A YEAR ago it was panthers. Now horses have captured the imagination of Givenchy designer Riccardo Tisci, whose fall-winter show in Paris presented a highly charged and at times fetish-ized take on equestrian riding gear.

Jodphurs in black and sable brown shaped the silhouette of the collection's first half, with oversized earrings like horse-blinders complementing high riding boots.

As ever with Tisci, there was a sense of danger at all times with chokingly tight neck scarves, loud, troubling music, and even one skintight leather piece that looked like bondage gear.

Maturing past his obsession with black, most of the looks incorporated reds, blues, and even pink pulling off a street-style effect. There was a tangible 1970s edge as the collection developed. Intentionally crude stitching in one leather dress was followed by a series of intense dresses.

Alexander McQueen

The wonderment was tangible at Sarah Burton's accomplished and vibrantly colored ready-to-wear show for Alexander McQueen. Feather explosions that ballooned in three dimensions spelled awe for spectators.

The inspiration for fall-winter was said to be the "rippling underbellies of mushrooms," but like the house's spring collection it looked more like a coral reef.
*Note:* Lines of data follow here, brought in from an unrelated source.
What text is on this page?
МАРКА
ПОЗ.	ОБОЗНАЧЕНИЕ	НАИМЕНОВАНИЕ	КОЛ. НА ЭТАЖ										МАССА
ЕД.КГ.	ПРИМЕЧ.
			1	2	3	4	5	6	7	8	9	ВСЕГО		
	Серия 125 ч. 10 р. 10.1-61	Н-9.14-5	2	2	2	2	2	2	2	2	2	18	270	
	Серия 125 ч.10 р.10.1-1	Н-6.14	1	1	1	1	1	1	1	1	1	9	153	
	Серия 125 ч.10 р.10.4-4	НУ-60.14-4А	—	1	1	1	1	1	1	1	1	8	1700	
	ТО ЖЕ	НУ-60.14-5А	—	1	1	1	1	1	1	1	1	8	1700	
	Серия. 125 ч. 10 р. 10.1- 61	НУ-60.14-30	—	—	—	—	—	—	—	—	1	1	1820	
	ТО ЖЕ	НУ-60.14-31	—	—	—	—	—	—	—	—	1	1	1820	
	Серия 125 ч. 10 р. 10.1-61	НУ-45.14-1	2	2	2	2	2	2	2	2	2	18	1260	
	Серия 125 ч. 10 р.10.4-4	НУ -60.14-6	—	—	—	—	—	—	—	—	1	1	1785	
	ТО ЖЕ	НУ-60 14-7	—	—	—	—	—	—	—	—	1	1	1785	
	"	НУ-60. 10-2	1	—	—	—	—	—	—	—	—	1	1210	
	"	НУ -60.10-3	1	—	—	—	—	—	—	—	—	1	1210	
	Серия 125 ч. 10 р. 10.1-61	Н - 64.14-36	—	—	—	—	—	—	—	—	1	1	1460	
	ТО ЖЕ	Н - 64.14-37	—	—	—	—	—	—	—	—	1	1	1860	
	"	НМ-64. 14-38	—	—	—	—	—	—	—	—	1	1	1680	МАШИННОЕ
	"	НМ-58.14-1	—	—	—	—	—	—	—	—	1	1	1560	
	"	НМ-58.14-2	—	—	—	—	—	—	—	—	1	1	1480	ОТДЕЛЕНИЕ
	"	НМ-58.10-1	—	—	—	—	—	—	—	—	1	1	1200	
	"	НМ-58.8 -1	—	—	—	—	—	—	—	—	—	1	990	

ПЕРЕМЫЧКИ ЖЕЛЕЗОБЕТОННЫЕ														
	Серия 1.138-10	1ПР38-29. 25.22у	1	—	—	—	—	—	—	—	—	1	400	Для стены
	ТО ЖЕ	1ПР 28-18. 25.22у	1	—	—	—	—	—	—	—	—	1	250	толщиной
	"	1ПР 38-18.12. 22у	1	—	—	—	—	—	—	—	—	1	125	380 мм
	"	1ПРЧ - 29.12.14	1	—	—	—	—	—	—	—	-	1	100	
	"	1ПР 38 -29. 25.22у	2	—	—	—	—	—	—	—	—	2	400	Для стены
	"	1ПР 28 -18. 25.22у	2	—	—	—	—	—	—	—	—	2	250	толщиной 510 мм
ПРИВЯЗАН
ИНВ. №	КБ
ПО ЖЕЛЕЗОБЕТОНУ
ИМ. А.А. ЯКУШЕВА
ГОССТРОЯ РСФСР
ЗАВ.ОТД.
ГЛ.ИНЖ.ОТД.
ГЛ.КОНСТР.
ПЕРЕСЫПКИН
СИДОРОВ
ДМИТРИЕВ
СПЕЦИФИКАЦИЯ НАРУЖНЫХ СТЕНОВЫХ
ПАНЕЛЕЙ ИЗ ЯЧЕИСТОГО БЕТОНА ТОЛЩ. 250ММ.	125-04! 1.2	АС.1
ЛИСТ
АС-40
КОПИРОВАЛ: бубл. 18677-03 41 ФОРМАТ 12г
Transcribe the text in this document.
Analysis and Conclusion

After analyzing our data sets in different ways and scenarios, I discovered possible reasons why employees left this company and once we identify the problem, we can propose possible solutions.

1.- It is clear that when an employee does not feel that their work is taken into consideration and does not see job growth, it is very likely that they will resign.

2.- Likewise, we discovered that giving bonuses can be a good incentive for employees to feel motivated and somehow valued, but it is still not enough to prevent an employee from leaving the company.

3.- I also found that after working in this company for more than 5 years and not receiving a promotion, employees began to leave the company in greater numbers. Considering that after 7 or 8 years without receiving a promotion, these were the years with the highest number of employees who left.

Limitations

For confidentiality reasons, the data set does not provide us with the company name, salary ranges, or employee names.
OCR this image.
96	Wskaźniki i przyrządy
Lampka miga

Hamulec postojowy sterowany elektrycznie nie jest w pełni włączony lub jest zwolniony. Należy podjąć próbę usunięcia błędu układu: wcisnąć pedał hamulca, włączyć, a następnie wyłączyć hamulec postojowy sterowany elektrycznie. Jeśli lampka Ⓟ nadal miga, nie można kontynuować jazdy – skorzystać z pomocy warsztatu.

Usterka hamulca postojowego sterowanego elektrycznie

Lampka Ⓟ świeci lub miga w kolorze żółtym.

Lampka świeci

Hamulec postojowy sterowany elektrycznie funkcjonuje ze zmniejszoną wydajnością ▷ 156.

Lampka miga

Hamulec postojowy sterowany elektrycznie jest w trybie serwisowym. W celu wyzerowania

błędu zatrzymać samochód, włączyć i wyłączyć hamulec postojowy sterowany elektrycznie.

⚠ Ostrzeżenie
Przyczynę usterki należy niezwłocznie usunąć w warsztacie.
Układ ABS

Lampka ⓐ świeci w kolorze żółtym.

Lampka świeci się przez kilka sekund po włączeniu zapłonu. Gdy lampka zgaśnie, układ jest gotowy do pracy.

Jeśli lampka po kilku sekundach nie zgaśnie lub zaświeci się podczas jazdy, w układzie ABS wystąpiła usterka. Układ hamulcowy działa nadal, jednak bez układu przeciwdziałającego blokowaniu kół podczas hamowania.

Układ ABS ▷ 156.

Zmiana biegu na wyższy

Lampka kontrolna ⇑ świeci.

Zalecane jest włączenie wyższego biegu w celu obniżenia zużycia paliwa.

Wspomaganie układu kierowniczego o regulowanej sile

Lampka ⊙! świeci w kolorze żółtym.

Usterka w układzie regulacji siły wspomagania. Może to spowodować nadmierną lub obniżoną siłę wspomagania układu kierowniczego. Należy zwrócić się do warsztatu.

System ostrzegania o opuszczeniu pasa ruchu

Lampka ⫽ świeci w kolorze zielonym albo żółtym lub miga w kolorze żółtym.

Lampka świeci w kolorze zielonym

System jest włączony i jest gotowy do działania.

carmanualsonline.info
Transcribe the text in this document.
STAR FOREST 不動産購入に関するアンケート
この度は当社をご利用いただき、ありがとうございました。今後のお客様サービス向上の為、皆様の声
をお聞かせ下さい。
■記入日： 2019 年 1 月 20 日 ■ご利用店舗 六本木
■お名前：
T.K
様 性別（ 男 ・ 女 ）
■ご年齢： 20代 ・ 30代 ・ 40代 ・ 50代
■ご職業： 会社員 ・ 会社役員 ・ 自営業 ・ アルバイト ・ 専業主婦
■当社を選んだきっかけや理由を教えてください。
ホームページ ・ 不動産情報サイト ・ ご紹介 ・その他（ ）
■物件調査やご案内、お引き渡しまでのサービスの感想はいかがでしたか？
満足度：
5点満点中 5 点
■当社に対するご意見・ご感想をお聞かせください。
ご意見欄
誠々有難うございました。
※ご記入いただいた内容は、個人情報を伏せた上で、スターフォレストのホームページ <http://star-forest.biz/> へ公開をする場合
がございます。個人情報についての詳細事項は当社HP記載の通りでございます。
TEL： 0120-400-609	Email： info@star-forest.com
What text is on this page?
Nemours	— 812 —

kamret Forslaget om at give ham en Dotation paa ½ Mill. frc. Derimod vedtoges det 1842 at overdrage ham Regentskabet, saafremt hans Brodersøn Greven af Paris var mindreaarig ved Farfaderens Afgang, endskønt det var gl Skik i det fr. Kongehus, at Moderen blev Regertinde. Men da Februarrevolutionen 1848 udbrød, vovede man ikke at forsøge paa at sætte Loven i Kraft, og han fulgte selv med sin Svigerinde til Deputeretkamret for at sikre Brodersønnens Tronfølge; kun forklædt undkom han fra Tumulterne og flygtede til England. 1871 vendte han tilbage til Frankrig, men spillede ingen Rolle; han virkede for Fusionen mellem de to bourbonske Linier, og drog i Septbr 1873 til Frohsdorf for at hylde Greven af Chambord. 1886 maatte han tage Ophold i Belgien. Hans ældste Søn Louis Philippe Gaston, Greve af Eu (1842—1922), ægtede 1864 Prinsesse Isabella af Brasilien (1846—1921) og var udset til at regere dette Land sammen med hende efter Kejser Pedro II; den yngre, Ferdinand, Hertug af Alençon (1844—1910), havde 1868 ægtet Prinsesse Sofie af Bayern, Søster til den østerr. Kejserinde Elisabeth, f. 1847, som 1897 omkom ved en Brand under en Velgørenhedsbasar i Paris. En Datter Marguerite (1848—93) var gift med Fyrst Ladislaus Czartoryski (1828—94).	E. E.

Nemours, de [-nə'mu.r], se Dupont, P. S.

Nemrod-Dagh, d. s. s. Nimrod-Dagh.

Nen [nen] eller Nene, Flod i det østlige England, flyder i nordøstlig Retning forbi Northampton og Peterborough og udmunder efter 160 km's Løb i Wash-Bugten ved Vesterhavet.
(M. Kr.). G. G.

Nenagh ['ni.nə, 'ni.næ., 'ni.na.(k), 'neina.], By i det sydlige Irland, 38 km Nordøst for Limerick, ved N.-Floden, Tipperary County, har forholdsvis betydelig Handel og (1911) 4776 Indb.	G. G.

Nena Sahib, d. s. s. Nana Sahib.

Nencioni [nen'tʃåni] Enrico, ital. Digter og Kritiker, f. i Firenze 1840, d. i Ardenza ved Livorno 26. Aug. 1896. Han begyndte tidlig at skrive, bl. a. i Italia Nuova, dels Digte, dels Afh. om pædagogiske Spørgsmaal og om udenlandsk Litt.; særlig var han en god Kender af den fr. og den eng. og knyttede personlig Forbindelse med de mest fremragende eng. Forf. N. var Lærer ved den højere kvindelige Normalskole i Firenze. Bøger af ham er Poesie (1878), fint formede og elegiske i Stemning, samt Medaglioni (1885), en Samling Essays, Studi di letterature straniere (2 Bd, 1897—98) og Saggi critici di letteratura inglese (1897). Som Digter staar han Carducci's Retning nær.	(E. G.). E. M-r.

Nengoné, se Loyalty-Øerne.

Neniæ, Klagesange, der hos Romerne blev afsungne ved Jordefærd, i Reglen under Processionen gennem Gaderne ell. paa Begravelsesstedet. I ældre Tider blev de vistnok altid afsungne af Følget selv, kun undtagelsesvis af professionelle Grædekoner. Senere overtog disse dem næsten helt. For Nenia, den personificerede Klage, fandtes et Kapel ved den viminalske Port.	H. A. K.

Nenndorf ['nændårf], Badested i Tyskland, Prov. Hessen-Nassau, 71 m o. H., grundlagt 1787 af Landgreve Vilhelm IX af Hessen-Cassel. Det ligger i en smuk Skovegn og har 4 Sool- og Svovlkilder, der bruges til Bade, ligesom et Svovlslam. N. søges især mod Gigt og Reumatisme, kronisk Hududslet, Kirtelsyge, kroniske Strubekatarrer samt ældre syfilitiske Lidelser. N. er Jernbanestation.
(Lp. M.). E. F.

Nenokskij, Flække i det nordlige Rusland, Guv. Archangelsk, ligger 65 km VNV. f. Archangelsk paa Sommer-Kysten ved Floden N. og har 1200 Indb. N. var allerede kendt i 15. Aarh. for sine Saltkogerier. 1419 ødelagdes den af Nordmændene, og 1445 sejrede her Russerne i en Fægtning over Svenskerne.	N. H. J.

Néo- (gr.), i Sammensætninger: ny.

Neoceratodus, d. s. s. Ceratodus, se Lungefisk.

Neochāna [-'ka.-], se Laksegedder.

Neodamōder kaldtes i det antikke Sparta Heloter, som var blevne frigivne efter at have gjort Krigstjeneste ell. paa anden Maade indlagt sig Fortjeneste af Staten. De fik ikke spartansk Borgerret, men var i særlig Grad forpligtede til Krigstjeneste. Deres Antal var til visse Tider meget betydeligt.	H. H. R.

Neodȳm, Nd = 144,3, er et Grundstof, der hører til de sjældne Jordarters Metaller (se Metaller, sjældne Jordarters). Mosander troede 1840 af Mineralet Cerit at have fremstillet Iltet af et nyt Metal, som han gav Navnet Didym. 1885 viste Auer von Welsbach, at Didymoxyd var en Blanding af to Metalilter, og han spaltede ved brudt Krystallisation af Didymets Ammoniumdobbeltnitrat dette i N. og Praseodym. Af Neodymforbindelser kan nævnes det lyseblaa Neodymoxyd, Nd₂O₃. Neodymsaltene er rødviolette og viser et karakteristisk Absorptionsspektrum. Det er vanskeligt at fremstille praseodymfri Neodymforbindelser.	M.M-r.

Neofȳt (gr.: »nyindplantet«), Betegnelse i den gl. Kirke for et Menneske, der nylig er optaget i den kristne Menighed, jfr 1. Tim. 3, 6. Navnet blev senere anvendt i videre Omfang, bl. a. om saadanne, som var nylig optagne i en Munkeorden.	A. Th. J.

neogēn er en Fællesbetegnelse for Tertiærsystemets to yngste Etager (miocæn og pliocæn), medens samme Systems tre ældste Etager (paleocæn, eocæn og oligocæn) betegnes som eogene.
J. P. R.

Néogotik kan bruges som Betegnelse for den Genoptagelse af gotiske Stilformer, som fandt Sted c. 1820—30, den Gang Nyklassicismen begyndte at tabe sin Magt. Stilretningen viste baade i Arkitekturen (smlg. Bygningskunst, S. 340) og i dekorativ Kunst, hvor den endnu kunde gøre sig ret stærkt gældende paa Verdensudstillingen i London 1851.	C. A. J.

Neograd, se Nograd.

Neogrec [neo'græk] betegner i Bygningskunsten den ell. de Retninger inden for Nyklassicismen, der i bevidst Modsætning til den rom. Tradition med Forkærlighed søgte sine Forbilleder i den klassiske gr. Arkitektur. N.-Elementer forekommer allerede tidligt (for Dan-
The teeming feel to the fibers blown by the movement of walking models painted a scene of anemones and medusas in a sea-palette of ice white, soft blue and crimson. The peplum of one blush pink dress, with a metal pincer belt, recalled the layers of a jellyfish, and the tooth of an octopus. At several points the audience gasped.

"It was exhilarating," said Hal Rubenstein, InStyle magazine fashion director. "With talent like Sarah's you just sit back and relish the sense of fantasy. No one else has it."

Horse hooves - feathered platforms without heels - and visors reminiscent of horse blinders added danger to the visual repertoire.

A voluminous black trapeze coat in Mongolian hair had the heavy, almost muscular feel of a cantering horse, with a large equine bussle that moved from side to side.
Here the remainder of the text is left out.